# Woran erkennt man die Spielzeit bei Gothic3, und gibt es einen Schrittzähler?



## fanta4000 (3. Mai 2007)

*Woran erkennt man die Spielzeit bei Gothic3, und gibt es einen Schrittzähler?*

Hallo
Ich spiele schon seit Wochen immer mal wieder Gothic3! Kann man irgendwo erkennen wie lange die wirkliche Spielzeit ist? Unter speichern steht nur das Datum!

Die Welt ist ja wahnsinnig groß. Ich habe gerade erst Xardas gefunden! Ich laufe mir echt die Hacken wund! Aber das gehört wohl dazu*g*! Weiß jemand wie groß die Welt von Gothic3 in Wirklichkeit wäre? Vielleicht so groß wie Hamburg oder so?

Ansonsten macht das Spiel spaß,außer das ich mich oft verlaufe!

Gruß
fanta


----------



## Herbboy (3. Mai 2007)

*AW: Woran erkennt man die Spielzeit bei Gothic3, und gibt es einen Schrittzähler?*



			
				fanta4000 am 03.05.2007 00:50 schrieb:
			
		

> Hallo
> Ich spiele schon seit Wochen immer mal wieder Gothic3! Kann man irgendwo erkennen wie lange die wirkliche Spielzeit ist? Unter speichern steht nur das Datum!


 also, es steht da in klammern das speicherdatum, daneben steht dann, was für uhrzeit und tag es in der Gothic3-welt ist.

leider weiß ich nicht genau, wieviele gothic3-minuten wievielen echten entsprechen. hab grad mal gestetet: 

c.a. 50 gothic minuten waren nach 4min vorbei. 

also 60 G3 minuten, eine G3-stunde sind etwa 5 echte minuten.

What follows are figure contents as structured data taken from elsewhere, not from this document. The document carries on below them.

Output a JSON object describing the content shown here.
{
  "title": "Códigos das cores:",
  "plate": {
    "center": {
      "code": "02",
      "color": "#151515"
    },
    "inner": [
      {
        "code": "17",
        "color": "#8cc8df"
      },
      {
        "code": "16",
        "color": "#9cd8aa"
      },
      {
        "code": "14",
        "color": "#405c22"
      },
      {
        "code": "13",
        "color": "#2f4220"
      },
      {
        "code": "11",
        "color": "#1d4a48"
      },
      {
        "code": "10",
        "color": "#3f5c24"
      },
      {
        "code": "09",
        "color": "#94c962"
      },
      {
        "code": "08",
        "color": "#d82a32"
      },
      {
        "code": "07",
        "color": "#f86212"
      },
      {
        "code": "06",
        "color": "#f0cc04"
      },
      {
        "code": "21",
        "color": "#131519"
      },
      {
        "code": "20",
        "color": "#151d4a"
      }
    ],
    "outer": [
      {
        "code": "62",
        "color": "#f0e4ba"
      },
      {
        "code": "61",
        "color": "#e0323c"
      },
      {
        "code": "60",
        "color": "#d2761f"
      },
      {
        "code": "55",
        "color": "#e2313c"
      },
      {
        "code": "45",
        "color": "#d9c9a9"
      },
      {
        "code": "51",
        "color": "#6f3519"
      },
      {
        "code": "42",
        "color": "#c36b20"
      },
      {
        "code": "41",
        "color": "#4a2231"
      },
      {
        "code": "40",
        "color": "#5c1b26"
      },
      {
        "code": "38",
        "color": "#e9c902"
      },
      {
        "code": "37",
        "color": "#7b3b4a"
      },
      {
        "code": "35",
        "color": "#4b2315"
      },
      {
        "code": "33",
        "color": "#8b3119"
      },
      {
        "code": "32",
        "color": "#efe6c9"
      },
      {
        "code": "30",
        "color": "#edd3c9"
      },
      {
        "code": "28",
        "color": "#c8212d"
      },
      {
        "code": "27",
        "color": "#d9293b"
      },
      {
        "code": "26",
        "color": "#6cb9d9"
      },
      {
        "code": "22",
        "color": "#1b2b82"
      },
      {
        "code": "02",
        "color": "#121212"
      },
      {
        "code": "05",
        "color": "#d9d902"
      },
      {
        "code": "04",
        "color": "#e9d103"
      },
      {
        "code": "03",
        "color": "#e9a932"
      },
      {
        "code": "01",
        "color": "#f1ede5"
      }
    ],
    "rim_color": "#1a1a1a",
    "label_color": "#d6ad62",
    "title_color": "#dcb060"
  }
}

das heißt ein gothic3-tag dauert 120 echte minuten = 2 stunden.


aber nur grob... hab es halt versucht, zu messen, und ich weiß nicht, ob die zeit bei G3 linear ist oder je nach situation nicht... und deine spielzeit, wenn du mal neu nachgeladen hast, die ist da natürlich nicht dabei... 

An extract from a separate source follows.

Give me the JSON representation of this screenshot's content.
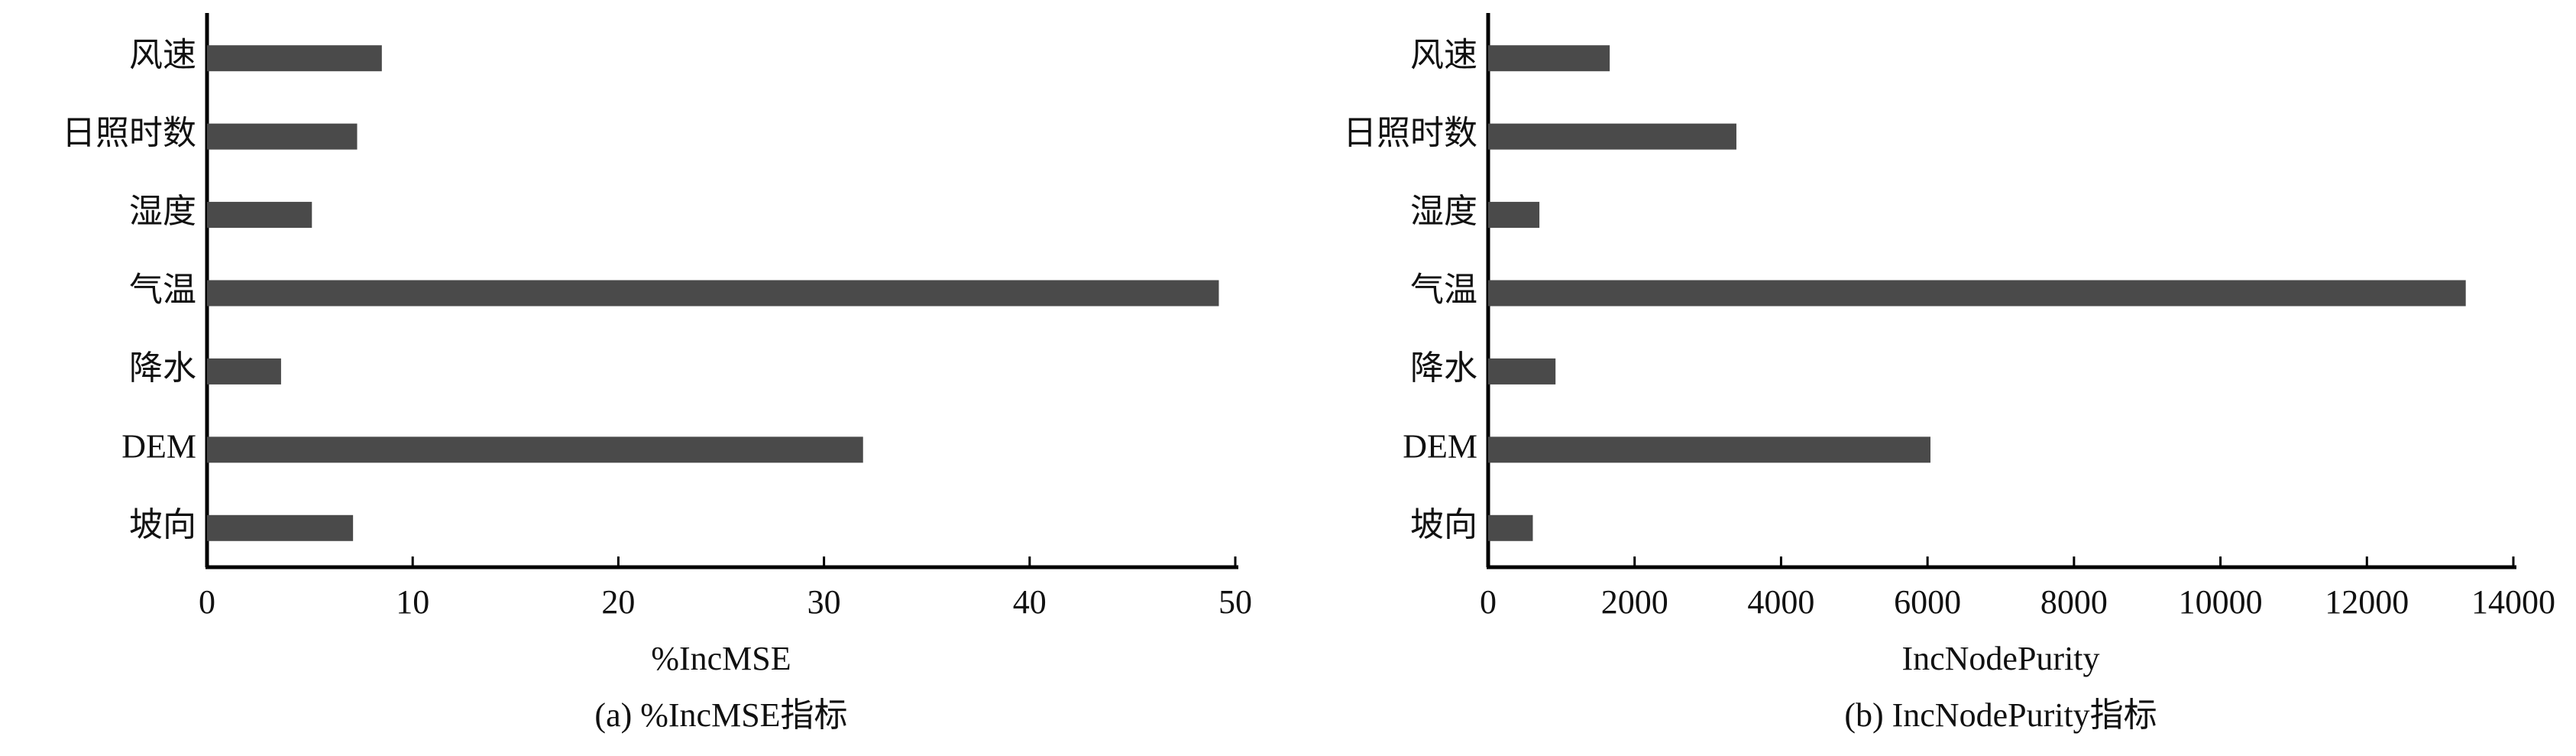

wenn du also zB nen speicherstand von 12:00h an tag 10 hast, dann hast du 10x120 + 12*5 echte minuten gespielt, also 1260 minuten = 21 Stunden. sofern die story bei tag 0 und 0h anfing (weiß ich jetzt nicht mehr genau), sonst musst du ein bisschen abziehen, wenn es zB um 6h morgens begann.

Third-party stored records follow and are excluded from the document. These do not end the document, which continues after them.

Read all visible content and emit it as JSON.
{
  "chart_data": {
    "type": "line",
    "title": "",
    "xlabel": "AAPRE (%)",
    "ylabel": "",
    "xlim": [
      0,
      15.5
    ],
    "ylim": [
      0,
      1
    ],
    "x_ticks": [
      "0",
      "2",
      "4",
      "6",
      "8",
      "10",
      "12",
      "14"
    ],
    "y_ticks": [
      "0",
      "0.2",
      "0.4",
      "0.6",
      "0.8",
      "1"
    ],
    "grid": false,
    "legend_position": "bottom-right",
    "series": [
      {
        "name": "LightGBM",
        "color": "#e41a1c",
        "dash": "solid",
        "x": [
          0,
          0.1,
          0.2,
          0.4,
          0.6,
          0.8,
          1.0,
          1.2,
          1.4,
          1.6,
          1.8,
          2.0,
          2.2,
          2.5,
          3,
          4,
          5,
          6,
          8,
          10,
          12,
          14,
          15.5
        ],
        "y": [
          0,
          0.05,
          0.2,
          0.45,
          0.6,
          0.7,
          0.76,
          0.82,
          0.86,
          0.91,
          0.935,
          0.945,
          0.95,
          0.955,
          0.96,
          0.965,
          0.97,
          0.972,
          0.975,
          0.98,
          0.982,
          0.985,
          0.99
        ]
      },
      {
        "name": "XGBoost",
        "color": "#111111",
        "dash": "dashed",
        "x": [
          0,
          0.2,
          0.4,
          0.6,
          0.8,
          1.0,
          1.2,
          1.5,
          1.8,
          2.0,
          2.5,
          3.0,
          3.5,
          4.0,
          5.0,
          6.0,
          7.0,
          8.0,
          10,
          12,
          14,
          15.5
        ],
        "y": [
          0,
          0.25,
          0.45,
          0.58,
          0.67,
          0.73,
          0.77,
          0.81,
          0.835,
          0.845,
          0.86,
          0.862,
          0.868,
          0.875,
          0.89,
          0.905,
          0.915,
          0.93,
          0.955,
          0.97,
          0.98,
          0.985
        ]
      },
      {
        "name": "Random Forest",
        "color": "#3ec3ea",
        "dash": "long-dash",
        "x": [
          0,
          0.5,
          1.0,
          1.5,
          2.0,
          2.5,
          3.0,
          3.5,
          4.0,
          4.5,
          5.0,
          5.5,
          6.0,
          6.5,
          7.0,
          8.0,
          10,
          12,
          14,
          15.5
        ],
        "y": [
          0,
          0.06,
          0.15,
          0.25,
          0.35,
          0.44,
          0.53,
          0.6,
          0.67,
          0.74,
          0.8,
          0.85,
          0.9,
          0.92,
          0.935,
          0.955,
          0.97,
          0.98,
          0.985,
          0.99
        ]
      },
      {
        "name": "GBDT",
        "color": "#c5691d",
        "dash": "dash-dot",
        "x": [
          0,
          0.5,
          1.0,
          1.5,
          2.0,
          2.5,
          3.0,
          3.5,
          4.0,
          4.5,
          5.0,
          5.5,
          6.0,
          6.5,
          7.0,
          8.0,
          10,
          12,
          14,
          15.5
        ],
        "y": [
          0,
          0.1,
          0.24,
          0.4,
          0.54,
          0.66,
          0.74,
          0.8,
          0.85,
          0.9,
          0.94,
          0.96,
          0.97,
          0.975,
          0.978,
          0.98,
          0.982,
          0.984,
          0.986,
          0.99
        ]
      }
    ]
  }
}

wegen des weg-messens weiß ich nix....


----------



## TheMadman (3. Mai 2007)

*AW: Woran erkennt man die Spielzeit bei Gothic3, und gibt es einen Schrittzähler?*

Bei den Vorgängern waren 10 Spielminuten eine "reale" Minute. Also ein Tag im Spiel dauert eine Stunde. 
Wahrscheinlich haben die PB den Zeitverlauf der riesigen Spielwelt angepasst


----------



## Homerclon (3. Mai 2007)

*AW: Woran erkennt man die Spielzeit bei Gothic3, und gibt es einen Schrittzähler?*



			
				Herbboy am 03.05.2007 01:13 schrieb:
			
		

> fanta4000 am 03.05.2007 00:50 schrieb:
> 
> 
> 
> ...



Da gibts nur ein Problem, wenn man den Held schlafen legt wird die Zeit vorgestellt(wirklich nur die Zeit und der Sonnenstand, alle NPCs bleiben an ihrer letzten Position).
Also müsste man, je nachdem wie oft man den Helden schlafen geschickt hat, Zeit abziehen. Aber dann kommt es noch darauf an wann man den Helden schlafen schickt. Also ein schlechter weg um die Spielzeit heraus zu finden.



			
				TheMadman am 03.05.2007 07:29 schrieb:
			
		

> Bei den Vorgängern waren 10 Spielminuten eine "reale" Minute. Also ein Tag im Spiel dauert eine Stunde.
> Wahrscheinlich haben die PB den Zeitverlauf der riesigen Spielwelt angepasst


Nein wurde sie nicht, die InGame Zeit läuft noch genauso schnell wie in den Vorgängern.


----------



## Natschlaus (3. Mai 2007)

*AW: Woran erkennt man die Spielzeit bei Gothic3, und gibt es einen Schrittzähler?*

Also ich hab Xfire drauf und schau dort immer unter Mein Profil nach, wie lang ich gebraucht habe, um gewisse Spiele durchzuspielen.
Mfg, waKKa


----------



## Figkregh (3. Mai 2007)

*AW: Woran erkennt man die Spielzeit bei Gothic3, und gibt es einen Schrittzähler?*



			
				TheMadman am 03.05.2007 07:29 schrieb:
			
		

> Bei den Vorgängern waren 10 Spielminuten eine "reale" Minute. *Also ein Tag im Spiel dauert eine Stunde.*


Wie soll denn das gehen   ??
10 Spielminuten = 1 reale Minute
1 Spielstunde = 6 reale Minuten
1 Spieltag = 6*24 reale Minuten = 144 reale Minuten = 2 reale Stunden und 24 Minuten     
Mit welcher Rechnung kommt man auf 1h für einen Spieltag   ?
Hast du im Spiel geschlafen ? Dann wäre der Spieltag nämlich schneller vergangen   !
Oder hat das Gothic-Universum eine andere Zeitmessung und ein Gothic-Spieltag ist nur 10 Gothic-Stunden lang   
Möge man dir deine Unwissenheit vergeben   !


----------



## light-clocker (3. Mai 2007)

*AW: Woran erkennt man die Spielzeit bei Gothic3, und gibt es einen Schrittzähler?*



			
				fanta4000 am 03.05.2007 00:50 schrieb:
			
		

> Weiß jemand wie groß die Welt von Gothic3 in Wirklichkeit wäre?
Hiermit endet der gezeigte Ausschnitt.